Penrose had finally been due to publish next month, more than six years after the Scottish Government pledged to hold an investigation. But after further delays were announced in January, a new publication date has yet to be set.

The Vale of Leven Inquiry had been originally due to report in May 2011, but following setbacks was also scheduled for next month – until last week at least when a new delay was announced pushing publication to a time unknown. Some of the delay has been because of illness and bereavement suffered by the chairmen of the inquiries, which is understandable.
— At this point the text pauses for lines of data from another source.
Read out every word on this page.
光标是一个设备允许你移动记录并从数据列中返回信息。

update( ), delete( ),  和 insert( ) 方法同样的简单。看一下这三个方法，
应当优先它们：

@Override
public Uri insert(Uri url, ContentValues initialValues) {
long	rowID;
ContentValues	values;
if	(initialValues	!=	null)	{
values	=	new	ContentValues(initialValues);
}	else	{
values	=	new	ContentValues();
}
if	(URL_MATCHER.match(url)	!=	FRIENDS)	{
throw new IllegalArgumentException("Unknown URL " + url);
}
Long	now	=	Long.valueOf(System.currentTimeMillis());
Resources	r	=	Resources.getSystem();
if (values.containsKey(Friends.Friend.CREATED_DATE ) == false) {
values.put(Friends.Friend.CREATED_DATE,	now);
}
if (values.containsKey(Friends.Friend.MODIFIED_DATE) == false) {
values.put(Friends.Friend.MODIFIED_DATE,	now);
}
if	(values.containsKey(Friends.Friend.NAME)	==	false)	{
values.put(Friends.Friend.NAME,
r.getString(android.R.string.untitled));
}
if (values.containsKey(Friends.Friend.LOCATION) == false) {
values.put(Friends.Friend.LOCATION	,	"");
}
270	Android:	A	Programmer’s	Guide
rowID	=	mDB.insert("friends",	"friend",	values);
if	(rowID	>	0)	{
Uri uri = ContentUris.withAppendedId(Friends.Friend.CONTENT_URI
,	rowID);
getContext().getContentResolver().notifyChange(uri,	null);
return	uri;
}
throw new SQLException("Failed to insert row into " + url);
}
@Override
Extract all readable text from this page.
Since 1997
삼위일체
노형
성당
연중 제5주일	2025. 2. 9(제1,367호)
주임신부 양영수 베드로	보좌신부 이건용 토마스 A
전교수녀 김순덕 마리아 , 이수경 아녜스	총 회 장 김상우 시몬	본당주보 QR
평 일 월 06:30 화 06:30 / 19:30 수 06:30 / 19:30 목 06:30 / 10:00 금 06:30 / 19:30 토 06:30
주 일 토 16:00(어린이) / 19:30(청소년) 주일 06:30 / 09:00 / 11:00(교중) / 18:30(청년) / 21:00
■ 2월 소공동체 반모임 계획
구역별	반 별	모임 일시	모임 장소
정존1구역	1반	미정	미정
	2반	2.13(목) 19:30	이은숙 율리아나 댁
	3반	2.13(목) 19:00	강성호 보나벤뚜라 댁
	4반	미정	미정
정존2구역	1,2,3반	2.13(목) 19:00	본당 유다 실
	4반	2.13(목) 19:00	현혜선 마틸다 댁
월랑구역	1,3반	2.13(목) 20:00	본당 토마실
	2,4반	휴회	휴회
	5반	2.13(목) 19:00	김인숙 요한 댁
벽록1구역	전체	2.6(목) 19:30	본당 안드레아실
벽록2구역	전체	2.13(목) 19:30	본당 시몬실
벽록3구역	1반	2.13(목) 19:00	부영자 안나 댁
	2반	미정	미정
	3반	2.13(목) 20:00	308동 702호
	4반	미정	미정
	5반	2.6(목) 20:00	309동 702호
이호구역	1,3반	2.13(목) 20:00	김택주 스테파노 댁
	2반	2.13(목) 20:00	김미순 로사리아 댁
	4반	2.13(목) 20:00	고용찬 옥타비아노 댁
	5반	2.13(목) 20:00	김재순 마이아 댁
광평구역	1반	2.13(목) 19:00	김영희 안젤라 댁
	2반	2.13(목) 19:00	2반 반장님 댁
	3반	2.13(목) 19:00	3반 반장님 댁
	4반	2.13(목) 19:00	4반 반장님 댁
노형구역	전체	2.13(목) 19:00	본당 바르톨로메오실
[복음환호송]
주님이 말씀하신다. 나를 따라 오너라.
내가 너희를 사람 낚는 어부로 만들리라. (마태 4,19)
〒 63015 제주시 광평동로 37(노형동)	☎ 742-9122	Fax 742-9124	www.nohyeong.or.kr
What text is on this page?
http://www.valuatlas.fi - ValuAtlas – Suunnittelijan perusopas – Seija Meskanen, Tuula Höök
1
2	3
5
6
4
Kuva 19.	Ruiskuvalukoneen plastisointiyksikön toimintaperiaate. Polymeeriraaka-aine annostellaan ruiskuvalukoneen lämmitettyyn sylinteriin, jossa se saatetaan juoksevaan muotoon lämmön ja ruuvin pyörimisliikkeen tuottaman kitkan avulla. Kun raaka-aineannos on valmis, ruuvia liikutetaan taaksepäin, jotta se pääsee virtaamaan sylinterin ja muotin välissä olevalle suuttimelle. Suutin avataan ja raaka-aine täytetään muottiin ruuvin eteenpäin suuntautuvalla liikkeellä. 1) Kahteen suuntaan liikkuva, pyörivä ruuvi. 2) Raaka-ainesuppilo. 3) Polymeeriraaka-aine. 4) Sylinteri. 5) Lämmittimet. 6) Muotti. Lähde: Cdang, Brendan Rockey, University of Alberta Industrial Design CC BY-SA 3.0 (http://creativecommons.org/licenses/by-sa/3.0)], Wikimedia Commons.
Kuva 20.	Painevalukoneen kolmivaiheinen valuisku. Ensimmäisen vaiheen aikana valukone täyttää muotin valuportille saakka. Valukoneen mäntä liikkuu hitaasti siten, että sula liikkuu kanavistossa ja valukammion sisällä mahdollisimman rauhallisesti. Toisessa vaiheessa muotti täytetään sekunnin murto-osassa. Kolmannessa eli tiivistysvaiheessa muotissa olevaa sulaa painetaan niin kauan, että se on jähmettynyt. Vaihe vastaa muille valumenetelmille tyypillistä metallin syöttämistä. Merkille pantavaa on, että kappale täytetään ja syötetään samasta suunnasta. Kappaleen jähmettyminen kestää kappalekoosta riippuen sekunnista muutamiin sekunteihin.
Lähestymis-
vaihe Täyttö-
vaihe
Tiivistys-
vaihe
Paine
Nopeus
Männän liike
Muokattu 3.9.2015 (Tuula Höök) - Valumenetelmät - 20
As for the other delays, it is impossible to tell how much is down to a complex legal process or unnecessary bureaucracy getting in the way of those affected receiving answers, or for the rest of us getting reassurances that measures are being taken to prevent the same things happening again.

Public inquiries are funded by the Scottish Government and while the inquiry team are expected to manage costs carefully, it is unclear to what extent they are given a budget. When I asked the government yesterday about the cost of the Vale of Leven inquiry, which has never been revealed, it said this would not be published until the inquiry reports. Whenever that might be.

As well as legal costs and expenses, both inquiries have employed PR agencies to handle media inquiries. Currently, this mainly involves sending out statements each time there is a new delay.

Holding public inquiries so long after the events that prompted them raises questions about how useful their findings will be as you hope that any urgent changes to practice will already have been made.

Let’s just hope they haven’t also been given a blank cheque and told to fill in the noughts as they go along.